В ногах у неё примостился Фрейд, пятилетний кобель лабрадора, которого Ханне получила в качестве компенсации за отсутствие ребёнка от Уве, своего мужа. Уве категорически не желал иметь детей.
Проблема с детьми, или, вернее сказать, проблема их отсутствия, вовсе не волновала Ханне. Она наслаждалась жизнью и подозревала, что маленький ребёнок, случись ему появиться на свет, станет препятствием её работе.
Ханне сознавала, что находится в гораздо более выигрышном положении, нежели её подруги, которые убивались, разрываясь между работой и детьми.

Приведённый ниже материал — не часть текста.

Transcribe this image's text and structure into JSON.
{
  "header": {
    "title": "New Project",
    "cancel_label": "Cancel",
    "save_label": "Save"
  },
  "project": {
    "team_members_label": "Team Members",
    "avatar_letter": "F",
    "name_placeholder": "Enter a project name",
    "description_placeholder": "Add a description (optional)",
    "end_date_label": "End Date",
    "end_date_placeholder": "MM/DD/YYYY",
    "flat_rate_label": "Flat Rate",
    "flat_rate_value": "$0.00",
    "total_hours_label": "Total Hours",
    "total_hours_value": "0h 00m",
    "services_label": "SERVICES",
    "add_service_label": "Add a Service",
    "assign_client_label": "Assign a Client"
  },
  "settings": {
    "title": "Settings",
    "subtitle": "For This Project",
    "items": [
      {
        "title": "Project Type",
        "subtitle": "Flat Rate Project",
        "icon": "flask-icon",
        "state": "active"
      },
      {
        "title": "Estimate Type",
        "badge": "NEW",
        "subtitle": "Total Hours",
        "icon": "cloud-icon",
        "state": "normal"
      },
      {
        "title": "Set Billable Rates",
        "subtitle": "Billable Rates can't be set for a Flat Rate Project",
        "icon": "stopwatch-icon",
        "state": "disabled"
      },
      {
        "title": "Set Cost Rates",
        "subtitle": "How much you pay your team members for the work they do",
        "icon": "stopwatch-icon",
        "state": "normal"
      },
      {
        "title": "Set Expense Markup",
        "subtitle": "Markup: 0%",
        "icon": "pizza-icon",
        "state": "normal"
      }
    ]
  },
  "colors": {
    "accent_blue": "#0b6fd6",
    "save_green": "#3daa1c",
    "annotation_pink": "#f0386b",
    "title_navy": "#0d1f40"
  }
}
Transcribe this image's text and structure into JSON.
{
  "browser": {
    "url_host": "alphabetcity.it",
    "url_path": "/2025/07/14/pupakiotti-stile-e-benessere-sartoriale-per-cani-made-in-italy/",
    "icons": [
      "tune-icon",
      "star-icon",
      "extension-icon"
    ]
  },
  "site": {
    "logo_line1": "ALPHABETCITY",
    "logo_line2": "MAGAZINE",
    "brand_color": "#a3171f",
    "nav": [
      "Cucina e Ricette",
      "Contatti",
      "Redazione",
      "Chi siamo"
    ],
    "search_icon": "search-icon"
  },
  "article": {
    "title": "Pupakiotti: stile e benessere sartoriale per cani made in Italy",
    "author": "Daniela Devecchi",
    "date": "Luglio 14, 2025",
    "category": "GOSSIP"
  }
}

Они вынуждены были таскать своих сопливых детишек из дома в садик и обратно, при этом не имея возможности всецело отдаться ни детям, ни работе. Разве возможность жить в отношениях, не обременяя себя наличием детей, — не окончательное освобождение, шанс обрести которое был у человека во все времена? Возможность исключить из уравнения семейную жизнь и вместо неё сфокусироваться на работе?
Временами, правда, у Ханне что-то свербило в сердце, когда пятничным вечером, гуляя по универмагу Эстермальмсхаллен, она обращала внимание, как делают покупки к выходным семьи с детьми. Ханне и сама не знала, что было тому виной, — то ли тоска по тому, чего она себя лишила, то ли мысль о том, как лестно ей было бы, пожелай Уве завести ребёнка от неё. Словно этот факт мог бы стать примитивным доказательством его любви.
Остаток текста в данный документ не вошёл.